Im Süden tut sich gerade richtig was, besser gesagt, zwischen Marienplatz und Südheimer Platz sieht’s richtig BRUTAL aus, viele Absperrungen kann eine Stadt aufstellen? STUTTGART: JA!

Denn die SSB baut seit September an der U1-Strecke zwischen Marienplatz und Heslach-Vogelrain, der Abschnitt ist komplett dicht, Busse übernehmen den Job. Ziel: längere 80-Meter-Züge, die Ende 2026 durchgehend zwischen Fellbach und Heslach fahren sollen.

Dafür werden die drei Haltestellen Erwin-Schoettle-Platz, Bihlplatz und Südheimer Platz einmal durchgeext: Bahnsteige wachsen, Gleise rücken, Straßenräume werden neu gesetzt. Untergrund inklusive, denn dort kam nach Start der Arbeiten zusätzlicher Leitungsbedarf zum Vorschein. Die SSB hat die Extra-Nummer direkt eingearbeitet, um zu vermeiden, dass später wieder aufgegraben werden muss.

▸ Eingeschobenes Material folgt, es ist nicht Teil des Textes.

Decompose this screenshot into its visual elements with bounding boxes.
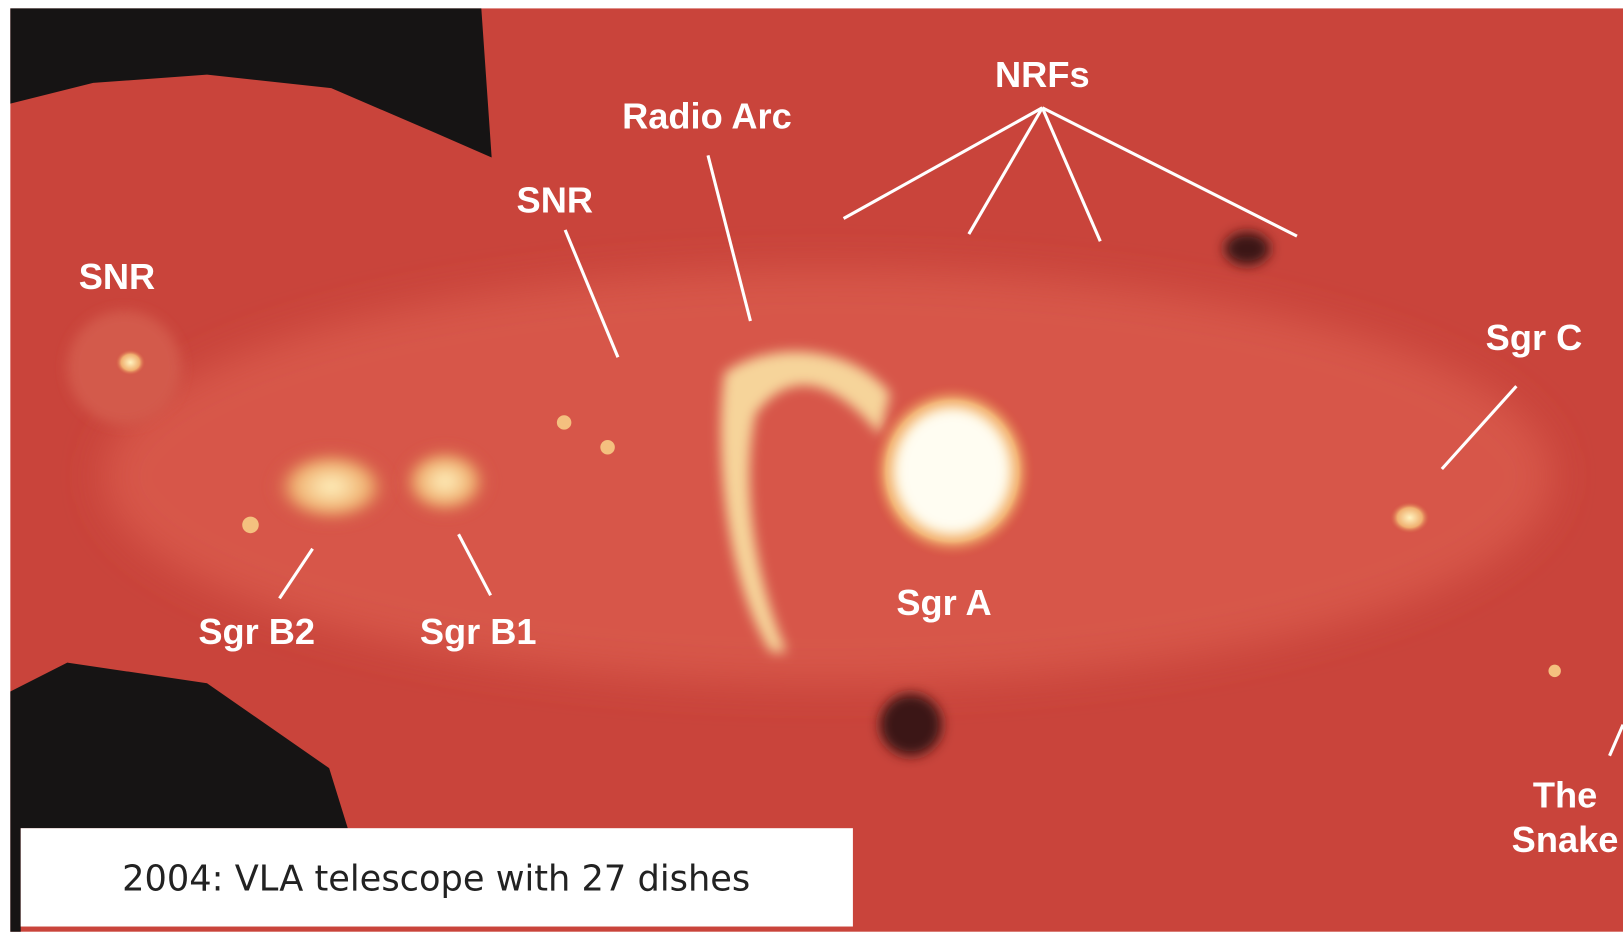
label: SNR xyxy=(79,256,155,297)
label: Sgr B1 xyxy=(420,611,537,652)
label: Sgr C xyxy=(1486,317,1583,358)
label: SNR xyxy=(517,179,593,220)
label: Radio Arc xyxy=(622,95,792,136)
label: Sgr A xyxy=(896,582,991,623)
label: The xyxy=(1533,774,1597,815)
label: Snake xyxy=(1512,819,1619,860)
radio-image xyxy=(10,8,1623,931)
figure: SNR SNR Radio Arc NRFs Sgr C Sgr B2 Sgr … xyxy=(0,0,1623,937)
caption: 2004: VLA telescope with 27 dishes xyxy=(122,858,750,899)
label: Sgr B2 xyxy=(198,611,315,652)
page: SNR SNR Radio Arc NRFs Sgr C Sgr B2 Sgr … xyxy=(0,0,1623,937)
label: NRFs xyxy=(995,54,1090,95)
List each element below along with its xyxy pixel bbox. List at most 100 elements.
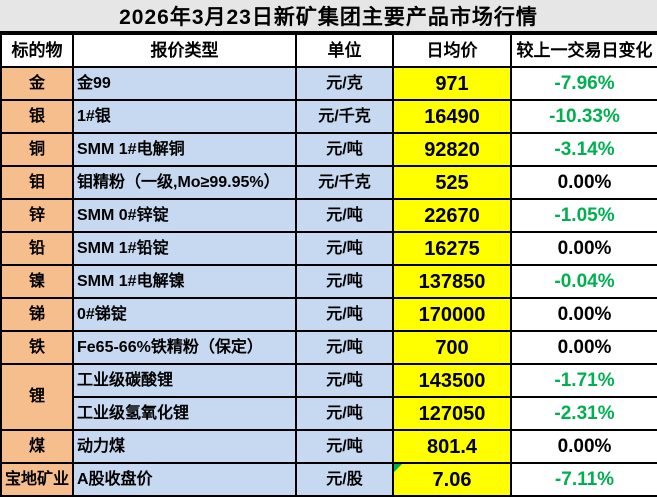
table-body: 金 金99 元/克 971 -7.96% 银 1#银 元/千克 16490 -1… [0, 66, 657, 497]
quote-type-cell: 工业级碳酸锂 [72, 363, 297, 398]
change-cell: -7.11% [510, 462, 657, 497]
avg-price-value: 7.06 [432, 468, 472, 491]
avg-price-value: 525 [435, 171, 469, 194]
unit-cell: 元/吨 [295, 363, 394, 398]
unit-cell: 元/吨 [295, 198, 394, 233]
quote-type-cell: 钼精粉（一级,Mo≥99.95%） [72, 165, 297, 200]
table-row: 铁 Fe65-66%铁精粉（保定） 元/吨 700 0.00% [0, 330, 657, 365]
unit-cell: 元/吨 [295, 132, 394, 167]
target-cell: 煤 [0, 429, 74, 464]
column-header-unit: 单位 [295, 33, 394, 68]
unit-cell: 元/吨 [295, 396, 394, 431]
quote-type-cell: SMM 1#电解铜 [72, 132, 297, 167]
table-row: 铜 SMM 1#电解铜 元/吨 92820 -3.14% [0, 132, 657, 167]
change-cell: -1.05% [510, 198, 657, 233]
avg-price-cell: 137850 [392, 264, 512, 299]
change-cell: -0.04% [510, 264, 657, 299]
avg-price-cell: 801.4 [392, 429, 512, 464]
change-cell: 0.00% [510, 231, 657, 266]
table-row: 铅 SMM 1#铅锭 元/吨 16275 0.00% [0, 231, 657, 266]
avg-price-value: 143500 [418, 369, 486, 392]
change-cell: 0.00% [510, 297, 657, 332]
avg-price-value: 92820 [424, 138, 480, 161]
target-cell: 铜 [0, 132, 74, 167]
change-cell: -2.31% [510, 396, 657, 431]
target-cell: 金 [0, 66, 74, 101]
avg-price-cell: 143500 [392, 363, 512, 398]
table-row: 银 1#银 元/千克 16490 -10.33% [0, 99, 657, 134]
header-row: 标的物 报价类型 单位 日均价 较上一交易日变化 [0, 33, 657, 68]
avg-price-cell: 16490 [392, 99, 512, 134]
quote-type-cell: SMM 0#锌锭 [72, 198, 297, 233]
unit-cell: 元/吨 [295, 429, 394, 464]
unit-cell: 元/千克 [295, 99, 394, 134]
cell-flag-icon [395, 465, 402, 472]
unit-cell: 元/千克 [295, 165, 394, 200]
page-title: 2026年3月23日新矿集团主要产品市场行情 [0, 0, 657, 33]
table-row: 锌 SMM 0#锌锭 元/吨 22670 -1.05% [0, 198, 657, 233]
change-cell: -10.33% [510, 99, 657, 134]
avg-price-cell: 16275 [392, 231, 512, 266]
change-cell: 0.00% [510, 330, 657, 365]
avg-price-value: 16275 [424, 237, 480, 260]
avg-price-cell: 127050 [392, 396, 512, 431]
column-header-quote-type: 报价类型 [72, 33, 297, 68]
table-row: 镍 SMM 1#电解镍 元/吨 137850 -0.04% [0, 264, 657, 299]
unit-cell: 元/吨 [295, 330, 394, 365]
column-header-change: 较上一交易日变化 [510, 33, 657, 68]
quote-type-cell: SMM 1#铅锭 [72, 231, 297, 266]
column-header-target: 标的物 [0, 33, 74, 68]
target-cell: 银 [0, 99, 74, 134]
avg-price-value: 22670 [424, 204, 480, 227]
change-cell: -1.71% [510, 363, 657, 398]
table-row: 锂 工业级碳酸锂 元/吨 143500 -1.71% [0, 363, 657, 431]
avg-price-value: 16490 [424, 105, 480, 128]
avg-price-value: 801.4 [426, 435, 478, 458]
target-cell: 宝地矿业 [0, 462, 74, 497]
avg-price-cell: 700 [392, 330, 512, 365]
quote-type-cell: Fe65-66%铁精粉（保定） [72, 330, 297, 365]
table-row: 金 金99 元/克 971 -7.96% [0, 66, 657, 101]
avg-price-cell: 971 [392, 66, 512, 101]
quote-type-cell: 工业级氢氧化锂 [72, 396, 297, 431]
target-cell: 锂 [0, 363, 74, 431]
avg-price-value: 170000 [418, 303, 486, 326]
unit-cell: 元/克 [295, 66, 394, 101]
avg-price-cell: 170000 [392, 297, 512, 332]
target-cell: 钼 [0, 165, 74, 200]
avg-price-value: 971 [435, 72, 469, 95]
avg-price-cell: 92820 [392, 132, 512, 167]
unit-cell: 元/吨 [295, 231, 394, 266]
change-cell: -3.14% [510, 132, 657, 167]
avg-price-value: 700 [435, 336, 469, 359]
target-cell: 铅 [0, 231, 74, 266]
target-cell: 锑 [0, 297, 74, 332]
table-row: 煤 动力煤 元/吨 801.4 0.00% [0, 429, 657, 464]
table-row: 工业级氢氧化锂 元/吨 127050 -2.31% [1, 396, 657, 431]
target-cell: 锌 [0, 198, 74, 233]
quote-type-cell: 金99 [72, 66, 297, 101]
quote-type-cell: 0#锑锭 [72, 297, 297, 332]
unit-cell: 元/吨 [295, 264, 394, 299]
quote-type-cell: 1#银 [72, 99, 297, 134]
change-cell: 0.00% [510, 429, 657, 464]
avg-price-value: 137850 [418, 270, 486, 293]
target-cell: 铁 [0, 330, 74, 365]
avg-price-cell: 7.06 [392, 462, 512, 497]
market-price-table: 标的物 报价类型 单位 日均价 较上一交易日变化 金 金99 元/克 971 -… [0, 33, 657, 497]
avg-price-cell: 22670 [392, 198, 512, 233]
unit-cell: 元/股 [295, 462, 394, 497]
table-row: 宝地矿业 A股收盘价 元/股 7.06 -7.11% [0, 462, 657, 497]
column-header-avg-price: 日均价 [392, 33, 512, 68]
quote-type-cell: SMM 1#电解镍 [72, 264, 297, 299]
change-cell: 0.00% [510, 165, 657, 200]
avg-price-value: 127050 [418, 402, 486, 425]
table-row: 钼 钼精粉（一级,Mo≥99.95%） 元/千克 525 0.00% [0, 165, 657, 200]
target-cell: 镍 [0, 264, 74, 299]
avg-price-cell: 525 [392, 165, 512, 200]
quote-type-cell: A股收盘价 [72, 462, 297, 497]
quote-type-cell: 动力煤 [72, 429, 297, 464]
change-cell: -7.96% [510, 66, 657, 101]
table-row: 锑 0#锑锭 元/吨 170000 0.00% [0, 297, 657, 332]
unit-cell: 元/吨 [295, 297, 394, 332]
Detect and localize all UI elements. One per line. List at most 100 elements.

Die Konsequenz sieht man rund um Heslach: verlängerte Einschränkungen für den Verkehr. Die Vellmenstraße bleibt bis 19. Dezember Sackgasse, die Gleisüberfahrt in der Benckendorffstraße ist ebenfalls bis dahin dicht. An der Gesamtdauer der Maßnahme ändert das nichts, nur der Benckendorff-Abschnitt zieht sich etwas länger als geplant.

Trotz allem bleibt die SSB auf Kurs. Der gesperrte Abschnitt soll ab 20. Dezember wieder befahrbar sein, die U1 zurück im Tunnel, die Ersatzbusse wieder raus aus Heslach.

Der Stadtbahnausbau im Süden ist damit ein klassisches Stuttgart-Upgrade im laufenden Betrieb. Viel Beton, viel Logistik, viel Verlagerung. Aber am Ende steht eine U1, die mehr kann und mehr Menschen durch Heslach zieht. Genau das, was dieser Stadtteil verdient.